# Lathes manufactured in Alberta??



## John Conroy (Jan 14, 2020)

Check out this ad. In one of the pictures I see what looks like  raw castings of cross slides. The description sounds like they custom manufactuer lathes.  Anyone know anything about this business?

https://www.kijiji.ca/v-power-tool/calgary/lathe/1480163501


----------



## francist (Jan 14, 2020)

Hmmm, here’s one of the photos enlarged a little. Check out the dude in the background and the artwork on the wall — something doesn’t look like Alberta to me....

-frank


----------



## Bofobo (Jan 14, 2020)

Phone number area code is not familiar to me, interesting. I wonder if it is an ad like the; Alberta Posted Quebec Kijiji machinery ads, or I suppose it could be; a highly exclusive place of employment that is in Alberta


----------



## David_R8 (Jan 14, 2020)

I can make out “Sagar Machine Tools” and “Model 2020” on the headstock. 

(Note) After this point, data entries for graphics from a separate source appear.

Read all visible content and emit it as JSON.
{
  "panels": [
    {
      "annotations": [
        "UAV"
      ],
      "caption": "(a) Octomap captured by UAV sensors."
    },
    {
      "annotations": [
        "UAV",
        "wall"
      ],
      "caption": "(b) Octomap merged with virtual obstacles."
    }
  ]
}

https://www.sagarheavy.in/lathe-machine.html#cone-pulley-type-lathe-machine




Sent from my iPhone using Tapatalk


----------



## CalgaryPT (Jan 14, 2020)

Not that it means a lot, but the poster's syntax reveals English is not his first language.


----------



## John Conroy (Jan 15, 2020)

I google searched are code 431. It is from Manitoba. I think some sort of scam is afoot.


----------



## Dabbler (Jan 15, 2020)

These guys are machinery rebuilders/resellers.  got to be.  They may be importing used machines from outside the country and giving them lipstick.  It is possible to get great deals from guys like this, but it is a serious 'buyer-beware' situation.


----------



## Tom Kitta (Jan 15, 2020)

It feels like pictures are from India based on visible electrical work. Also the walls and floor remind me of India. Through I never saw such "advanced" machinery when I was in India last year even through I went for a stroll through their "industrial" area. It also could be Pakistan. 

Indian machine quality is "early China" AFAIK.


----------